Der Volksmusikwettbewerb spielt am Leben vorbei…

Das ganze Leben ist eigentlich ein Wettbewerb. Wir kämpfen um die Existenz, um Anerkennung, um Aufstieg, um Frauen oder Männer und letztlich um das Überleben.

Das ist der Wettbewerb mit dem – oder im Leben. Es ist eigentlich ein ständiges Kräftemessen. Und – es gibt keine Jury, die Zeit ist der Kampfrichter. Wir messen uns immer am Anderen und setzen dabei nicht nur Kenntnisse und Kräfte ein, sondern auch unseren Charme, Charakter, unser Aussehen, Größe oder Schläue sowie die Lebenserfahrung. In jedem Beruf und auch als Berufsmusiker sind wir an diesem Wettbewerb beteiligt. Das ist aber der Wettbewerb, den wir eigentlich nicht meinen, wenn wir Wettbewerb sagen.

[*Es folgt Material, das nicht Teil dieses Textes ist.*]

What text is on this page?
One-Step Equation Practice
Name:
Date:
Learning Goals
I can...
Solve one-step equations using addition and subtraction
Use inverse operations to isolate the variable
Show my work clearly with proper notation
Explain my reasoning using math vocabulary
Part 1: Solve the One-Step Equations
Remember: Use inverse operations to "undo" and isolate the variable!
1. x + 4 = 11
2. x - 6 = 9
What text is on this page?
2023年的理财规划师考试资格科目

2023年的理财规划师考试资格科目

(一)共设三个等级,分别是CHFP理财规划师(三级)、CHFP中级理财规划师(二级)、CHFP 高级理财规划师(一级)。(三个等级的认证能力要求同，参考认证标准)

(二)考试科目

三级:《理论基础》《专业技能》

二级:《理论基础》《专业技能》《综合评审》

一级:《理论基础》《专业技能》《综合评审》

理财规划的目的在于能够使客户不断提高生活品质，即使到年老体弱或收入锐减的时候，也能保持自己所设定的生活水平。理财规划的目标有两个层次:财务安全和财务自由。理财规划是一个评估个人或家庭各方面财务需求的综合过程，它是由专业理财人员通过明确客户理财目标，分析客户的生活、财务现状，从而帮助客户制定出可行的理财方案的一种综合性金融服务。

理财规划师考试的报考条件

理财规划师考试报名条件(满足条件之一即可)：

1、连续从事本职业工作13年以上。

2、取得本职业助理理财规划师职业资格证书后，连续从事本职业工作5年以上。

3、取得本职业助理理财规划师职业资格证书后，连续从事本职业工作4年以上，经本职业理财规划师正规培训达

Der Wettbewerb als das Spiel der Spiele

Der von uns heute diskutierte „Wettbewerb“ gehört in die Kategorie der Spiele. Spiele sind die unproduktive Seite des Lebens. Sie sollen Erheiterung sein, Gewinner und Verlierer einbeziehen, Fertigkeiten spielerisch erproben und messen.

Mit diesen beiden Formen von Wettbewerb – einmal Lebenskampf, einmal Spiel – können wir sehr wohl umgehen. Wir bringen weder die „Miss World“ mit unserer Ehefrau noch den eben erst gekrönten Küchenchef des Jahres mit den Kochkünsten unserer eigenen Mutter in Verbindung. Hier Spiele – und hier das Leben, so sagen wir uns und messen diesem Spielen den entsprechenden Stellenwert bei.

Lebensinhalt entfernt sich vom Leben?

Nicht alle Menschen aber können und wollen diese beiden Dinge auseinanderhalten. So kommt es, dass der Wettbewerb oftmals zum Lebens­inhalt wird und sich trotzdem vom Leben entfernt. Dann gibt es Gewinner, die im Leben kläglich scheitern. Manches Mal vermissen wir bei Spitzensportlern die sportliche Haltung. Daran können wir den Unterschied zwischen Wettbewerb als Spiel und Wettbewerb im Leben erkennen.

Der Berufsmusiker ist vorerst einmal dem Wettbewerb im Leben ausgesetzt. Die Teilnahme an Instrumental-Wettbewerben innerhalb dieser Hochkunst sind zwar Spiele, haben aber den Ernst des „Wettbewerbes im Leben“. Und die Volksmusik?

Sie hat – wie wir wissen – eigene Lebensgesetze. Die Bewertung dieser Volksmusik findet eben im Leben statt bzw. müsste im Leben stattfinden.

Warum entstehen also solche Wettbewerbe?

Zumeist nicht, um den Sieger zu ermitteln, sondern um der armen Volksmusik unter die Arme zu greifen. Das Spiel soll möglichst viele Musikanten an einen Ort bringen, dazu noch zwei Tage kostenloses Musikprogramm bieten und soll auch eine mediale Reaktion auslösen. Immer wieder ist zu beobachten: Die Volksmusik-Liebhaber sind mit der da und dort lebenden Volksmusik nicht zufrieden, solange sie nicht aus der Anonymität herausgeholt und einem größeren Publikum präsentiert wird. Mit dem Wettbewerb demonstriert man auch Stärke und öffentlichkeitswirksame Auftritte, sichert da und dort auch die nötigen Mittel aus öffentlicher Hand.

Wer bewertet Volksmusik?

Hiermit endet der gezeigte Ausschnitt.